The link between NAFLD and senescence has also been widely considered in humans. Hepatic histology confirmed that telomere-associated damage foci and p21 are associated with NAFLD severity [139]. P53 levels were also higher in the livers of humans with NAFLD as compared to healthy controls [137]. Shortening of telomeres and lowering of the nuclear area were both histologically observed in livers of those with NAFLD, as well as the expression of γH2AX, which implies DNA damage along with the elevation of p21 that accompanies cell cycle arrest [141]. Genetic variants in the gene encoding p21 protein (CDKN1A) may also participate in NAFLD progression, but once fibrosis develops, no further progress has been observed with some of its SNPs [142]. Other features of DNA damage are also reflective of cellular senescence and were discovered to be upregulated in NAFLD, such as cellular micronuclei, nucleoplasmic bridges, and nuclear buds [137].

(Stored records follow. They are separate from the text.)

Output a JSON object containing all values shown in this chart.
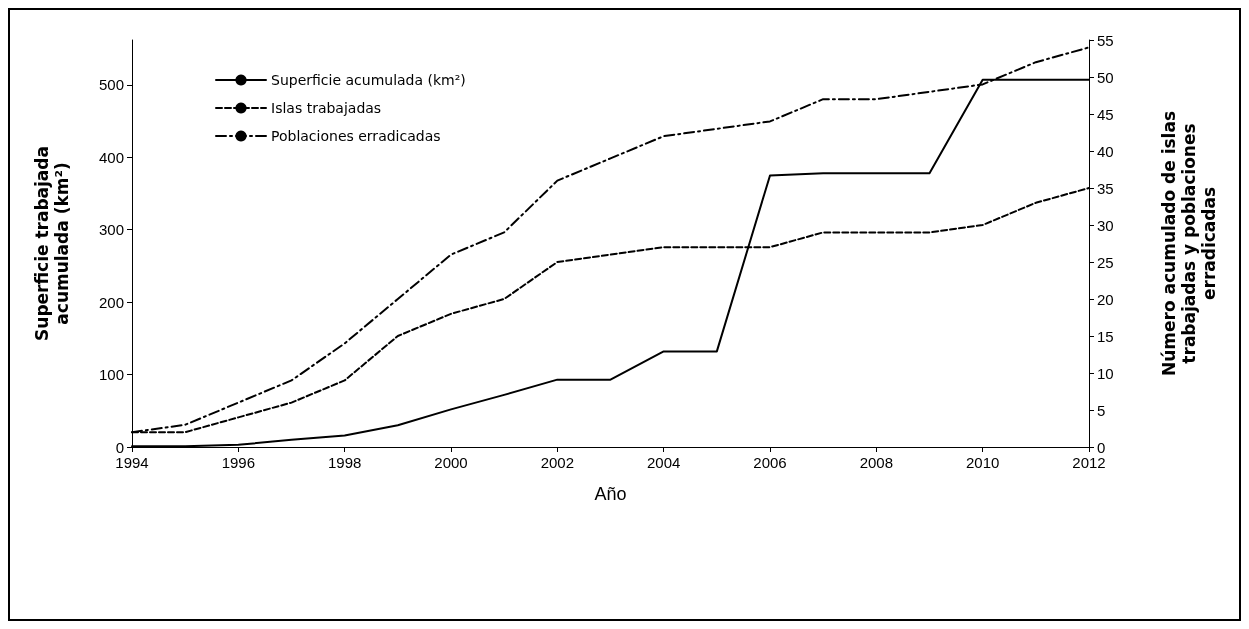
{
  "chart_data": {
    "type": "line",
    "xlabel": "Año",
    "ylabel": "Superficie trabajada\nacumulada (km²)",
    "y2label": "Número acumulado de islas\ntrabajadas y poblaciones\nerradicadas",
    "x": [
      1994,
      1995,
      1996,
      1997,
      1998,
      1999,
      2000,
      2001,
      2002,
      2003,
      2004,
      2005,
      2006,
      2007,
      2008,
      2009,
      2010,
      2011,
      2012
    ],
    "series": [
      {
        "name": "Superficie acumulada (km²)",
        "color": "#000000",
        "line_style": "solid",
        "values": [
          1,
          1,
          3,
          10,
          16,
          30,
          52,
          72,
          93,
          93,
          132,
          132,
          375,
          378,
          378,
          378,
          507,
          507,
          507
        ]
      },
      {
        "name": "Islas trabajadas",
        "color": "#000000",
        "line_style": "dashed",
        "axis": "y2",
        "values": [
          2,
          2,
          4,
          6,
          9,
          15,
          18,
          20,
          25,
          26,
          27,
          27,
          27,
          29,
          29,
          29,
          30,
          33,
          35
        ]
      },
      {
        "name": "Poblaciones erradicadas",
        "color": "#000000",
        "line_style": "dashdot",
        "axis": "y2",
        "values": [
          2,
          3,
          6,
          9,
          14,
          20,
          26,
          29,
          36,
          39,
          42,
          43,
          44,
          47,
          47,
          48,
          49,
          52,
          54
        ]
      }
    ],
    "xlim": [
      1994,
      2012
    ],
    "xticks": [
      1994,
      1996,
      1998,
      2000,
      2002,
      2004,
      2006,
      2008,
      2010,
      2012
    ],
    "ylim": [
      0,
      562
    ],
    "yticks": [
      0,
      100,
      200,
      300,
      400,
      500
    ],
    "y2lim": [
      0,
      55
    ],
    "y2ticks": [
      0,
      5,
      10,
      15,
      20,
      25,
      30,
      35,
      40,
      45,
      50,
      55
    ],
    "grid": false,
    "legend": "top left",
    "marker": "none"
  }
}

Furthermore, altered DNA methylation patterns have been associated with the evolution of the NAFLD course and discriminated between patients in different NAFLD stages [137]. An example is the PPARG gene, which regulates the storage of lipids and glucose metabolism, which was found to be hypermethylated in the hepatic tissues of NAFLD individuals [143]. Despite all recognized mechanisms that relate senescence to NAFLD, additional research is needed to elucidate their exact interrelation.

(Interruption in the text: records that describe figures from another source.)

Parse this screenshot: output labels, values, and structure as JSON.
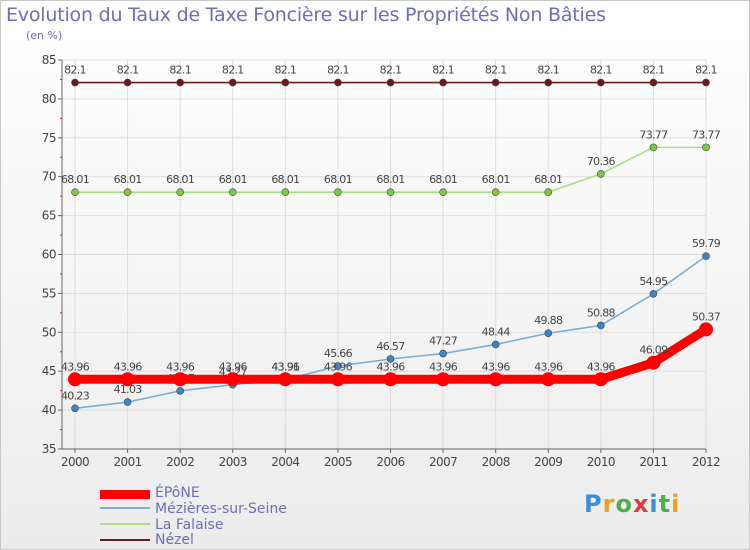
{
  "title": "Evolution du Taux de Taxe Foncière sur les Propriétés Non Bâties",
  "subtitle": "(en %)",
  "logo": {
    "text": "Proxiti",
    "colors": [
      "#3a8fd6",
      "#f0a020",
      "#4cae4c",
      "#e03c3c",
      "#3a8fd6",
      "#4cae4c",
      "#f0a020"
    ]
  },
  "chart_data": {
    "type": "line",
    "title": "Evolution du Taux de Taxe Foncière sur les Propriétés Non Bâties",
    "ylabel": "(en %)",
    "xlabel": "",
    "ylim": [
      35,
      85
    ],
    "yticks": [
      "35",
      "40",
      "45",
      "50",
      "55",
      "60",
      "65",
      "70",
      "75",
      "80",
      "85"
    ],
    "categories": [
      "2000",
      "2001",
      "2002",
      "2003",
      "2004",
      "2005",
      "2006",
      "2007",
      "2008",
      "2009",
      "2010",
      "2011",
      "2012"
    ],
    "series": [
      {
        "name": "Nézel",
        "color": "#6b1a1a",
        "marker": "#6b1a1a",
        "values": [
          82.1,
          82.1,
          82.1,
          82.1,
          82.1,
          82.1,
          82.1,
          82.1,
          82.1,
          82.1,
          82.1,
          82.1,
          82.1
        ],
        "labels": [
          "82.1",
          "82.1",
          "82.1",
          "82.1",
          "82.1",
          "82.1",
          "82.1",
          "82.1",
          "82.1",
          "82.1",
          "82.1",
          "82.1",
          "82.1"
        ]
      },
      {
        "name": "La Falaise",
        "color": "#a8e080",
        "marker": "#7ccb3c",
        "values": [
          68.01,
          68.01,
          68.01,
          68.01,
          68.01,
          68.01,
          68.01,
          68.01,
          68.01,
          68.01,
          70.36,
          73.77,
          73.77
        ],
        "labels": [
          "68.01",
          "68.01",
          "68.01",
          "68.01",
          "68.01",
          "68.01",
          "68.01",
          "68.01",
          "68.01",
          "68.01",
          "70.36",
          "73.77",
          "73.77"
        ]
      },
      {
        "name": "Mézières-sur-Seine",
        "color": "#7aaed6",
        "marker": "#3a86c8",
        "values": [
          40.23,
          41.03,
          42.47,
          43.27,
          43.91,
          45.66,
          46.57,
          47.27,
          48.44,
          49.88,
          50.88,
          54.95,
          59.79
        ],
        "labels": [
          "40.23",
          "41.03",
          "42.47",
          "43.27",
          "43.91",
          "45.66",
          "46.57",
          "47.27",
          "48.44",
          "49.88",
          "50.88",
          "54.95",
          "59.79"
        ]
      },
      {
        "name": "ÉPôNE",
        "color": "#ff0000",
        "marker": "#ff0000",
        "values": [
          43.96,
          43.96,
          43.96,
          43.96,
          43.96,
          43.96,
          43.96,
          43.96,
          43.96,
          43.96,
          43.96,
          46.09,
          50.37
        ],
        "labels": [
          "43.96",
          "43.96",
          "43.96",
          "43.96",
          "43.96",
          "43.96",
          "43.96",
          "43.96",
          "43.96",
          "43.96",
          "43.96",
          "46.09",
          "50.37"
        ]
      }
    ],
    "legend": [
      {
        "name": "ÉPôNE",
        "color": "#ff0000"
      },
      {
        "name": "Mézières-sur-Seine",
        "color": "#7aaed6"
      },
      {
        "name": "La Falaise",
        "color": "#a8e080"
      },
      {
        "name": "Nézel",
        "color": "#6b1a1a"
      }
    ]
  }
}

6.5.4. The Association between NAFLD and Subclinical Atherosclerosis

There is a substantial current build-up in the literature clarifying the connection between NAFLD and subclinical atherosclerosis. In the absence of any existing cardiometabolic disorders, NAFLD has been associated with dysfunctional endothelium, vulnerable high-risk atherosclerotic plaques, CAC, and carotid artery inflammation, which are all markers of subclinical atherosclerosis [144,145]. Subclinical atherosclerosis is prevalent among patients with NAFLD due to mutual risk factors between the two conditions, such as obesity, IR, hyperlipidemia, hypertension, renal impairment, and hyperuricemia. Additionally, NAFLD patients have elevated inflammatory markers such IL-6, TNF-α, and high sensitivity C-reactive protein (Hs-CRP), as well as the pro-coagulant fibrinogen, which are all key elements in the pathophysiology of atherosclerosis [145,146]. The athero-protective adiponectin has also been observed to be low among those with NAFLD [145].

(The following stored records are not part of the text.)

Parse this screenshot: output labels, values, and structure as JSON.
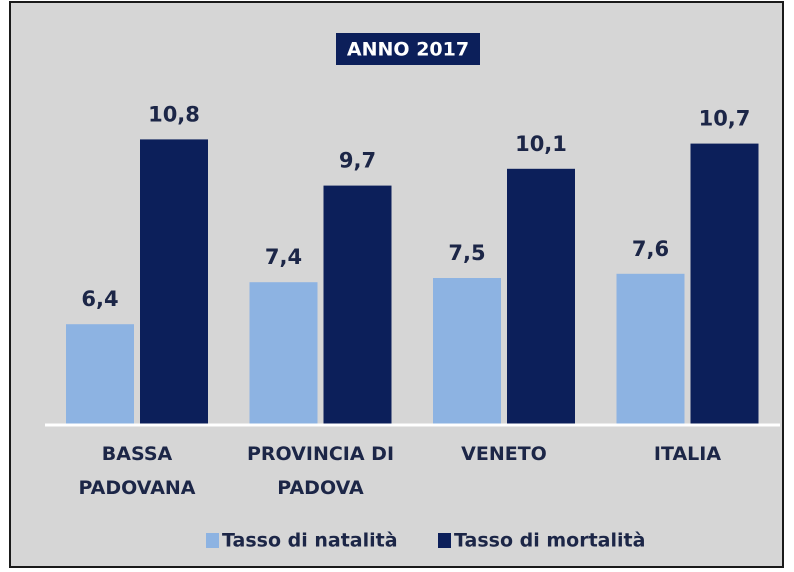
{
  "chart_data": {
    "type": "bar",
    "title": "ANNO 2017",
    "categories": [
      "BASSA PADOVANA",
      "PROVINCIA DI PADOVA",
      "VENETO",
      "ITALIA"
    ],
    "series": [
      {
        "name": "Tasso di natalità",
        "color": "#8db3e2",
        "values": [
          6.4,
          7.4,
          7.5,
          7.6
        ],
        "value_labels": [
          "6,4",
          "7,4",
          "7,5",
          "7,6"
        ]
      },
      {
        "name": "Tasso di mortalità",
        "color": "#0c1f5a",
        "values": [
          10.8,
          9.7,
          10.1,
          10.7
        ],
        "value_labels": [
          "10,8",
          "9,7",
          "10,1",
          "10,7"
        ]
      }
    ],
    "ylim": [
      4,
      11
    ],
    "legend": "bottom"
  }
}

At present, NAFLD/NASH and subclinical atherosclerosis are believed to be two sides of the same coin, which is the shared disease with mutual origins, risk factors, and inflammatory elements. However, NAFLD is not guiltless when it comes to atherosclerosis development. It retains pro-atherogenic properties that accelerate atherosclerosis, such as its crosstalk with IR, disturbed lipoproteins metabolism, long-term inflammatory state, ROS formation, and the drop in athero-protective adiponectin levels [147]. Conclusively, precise biological processes linking NAFLD to subclinical atherosclerosis remain uncertain.

7. Conclusions

In conclusion, subclinical atherosclerosis and NAFLD are common disorders that are associated with obesity. VDD is a prominent event usually associated with obesity, mainly as an effect. Both obesity and VDD play a role in the pathogenesis of subclinical atherosclerosis and NAFLD by a variety of pathogenic mechanisms, and it is proved that accelerated cellular senescence could be one of the important mechanisms contributing to both diseases.